Memorial of St. Agnes Virgin and Martyr
The Church celebrates today in a special way the memory of St. Agnes, Virgin and Martyr. St. Agnes died in Rome during the great persecutions of the Christians led by Emperor Diocletian in 304. Her strength and resolve in maintaining her Christian witness even at death and at the young age of 13 earned her the respect of the early Christian community. She has the honor of being one of the 7 women in the “Roman Canon,” the only Eucharistic prayer used until the liturgical reforms of Vatican II.
Tertullian in the second century identified the blood of martyrs as the seed of the Church, meaning that it was through their witness—even at death—that would inspire others to value and join the church. The word itself comes from the Greek term for witness and does not necessarily imply death. However, by the 3rd century, a martyr became synonymous for someone who died for his or her beliefs.

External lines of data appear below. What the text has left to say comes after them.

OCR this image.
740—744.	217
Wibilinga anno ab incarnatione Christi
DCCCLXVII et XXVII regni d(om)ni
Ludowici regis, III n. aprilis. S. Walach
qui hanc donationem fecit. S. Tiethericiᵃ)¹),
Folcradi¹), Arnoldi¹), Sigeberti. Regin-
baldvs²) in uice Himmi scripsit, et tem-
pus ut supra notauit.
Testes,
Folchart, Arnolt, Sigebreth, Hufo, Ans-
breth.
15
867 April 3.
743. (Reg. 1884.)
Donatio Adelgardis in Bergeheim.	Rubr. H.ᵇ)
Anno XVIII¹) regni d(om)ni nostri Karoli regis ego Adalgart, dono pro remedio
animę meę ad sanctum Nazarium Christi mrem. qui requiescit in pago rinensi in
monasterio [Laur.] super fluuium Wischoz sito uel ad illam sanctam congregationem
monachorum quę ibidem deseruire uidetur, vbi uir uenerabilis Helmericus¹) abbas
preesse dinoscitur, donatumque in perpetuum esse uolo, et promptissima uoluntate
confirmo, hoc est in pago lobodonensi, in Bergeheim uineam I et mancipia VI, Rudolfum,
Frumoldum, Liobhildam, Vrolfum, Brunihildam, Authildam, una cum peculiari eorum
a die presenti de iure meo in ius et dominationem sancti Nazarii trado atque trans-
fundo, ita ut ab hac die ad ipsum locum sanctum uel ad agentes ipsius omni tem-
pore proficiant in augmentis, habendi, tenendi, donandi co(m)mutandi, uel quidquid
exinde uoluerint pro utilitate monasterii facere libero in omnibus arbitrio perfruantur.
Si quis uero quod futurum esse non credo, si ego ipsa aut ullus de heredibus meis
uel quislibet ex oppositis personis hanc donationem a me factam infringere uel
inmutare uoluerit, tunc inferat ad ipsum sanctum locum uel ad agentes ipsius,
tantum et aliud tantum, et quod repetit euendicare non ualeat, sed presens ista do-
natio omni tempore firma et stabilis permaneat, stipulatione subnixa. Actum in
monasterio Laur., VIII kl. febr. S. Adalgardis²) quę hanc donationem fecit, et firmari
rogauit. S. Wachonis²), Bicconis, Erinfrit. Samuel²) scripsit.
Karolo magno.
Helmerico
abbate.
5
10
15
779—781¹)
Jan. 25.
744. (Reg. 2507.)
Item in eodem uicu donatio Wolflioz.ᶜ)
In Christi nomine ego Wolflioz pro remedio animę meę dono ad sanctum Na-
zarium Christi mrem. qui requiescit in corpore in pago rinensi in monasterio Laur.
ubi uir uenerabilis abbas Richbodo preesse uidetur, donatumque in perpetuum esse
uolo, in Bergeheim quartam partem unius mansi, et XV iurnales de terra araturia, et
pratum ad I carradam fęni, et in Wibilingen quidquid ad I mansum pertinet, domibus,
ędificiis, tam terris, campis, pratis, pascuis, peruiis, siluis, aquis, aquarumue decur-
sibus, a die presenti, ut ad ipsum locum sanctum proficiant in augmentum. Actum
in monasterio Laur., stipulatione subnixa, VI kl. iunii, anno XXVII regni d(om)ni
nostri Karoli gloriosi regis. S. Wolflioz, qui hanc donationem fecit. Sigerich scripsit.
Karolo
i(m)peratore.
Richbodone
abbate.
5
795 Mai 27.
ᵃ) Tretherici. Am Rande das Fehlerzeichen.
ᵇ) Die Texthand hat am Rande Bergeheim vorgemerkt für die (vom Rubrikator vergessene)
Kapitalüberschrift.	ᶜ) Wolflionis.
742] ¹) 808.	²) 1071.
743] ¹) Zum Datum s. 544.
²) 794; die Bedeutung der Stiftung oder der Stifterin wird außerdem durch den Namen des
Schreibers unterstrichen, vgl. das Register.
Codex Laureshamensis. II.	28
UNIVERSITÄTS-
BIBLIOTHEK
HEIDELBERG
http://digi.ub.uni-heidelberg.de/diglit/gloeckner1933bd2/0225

Martyrdom is not that distant of a phenomenon. The 20th century, that which we claim as modern” far exceeded the number of deaths caused by witness to the Christian faith compared to the persecutions of the early church and the so called “religious” wars of the 17th century that the number is staggering.
Although we may not be called to give our lives, we may be called to give witness to our faith, especially at times when, not when the lions are in the coliseum, but rather when it may cause us embarrassment at a cocktail party.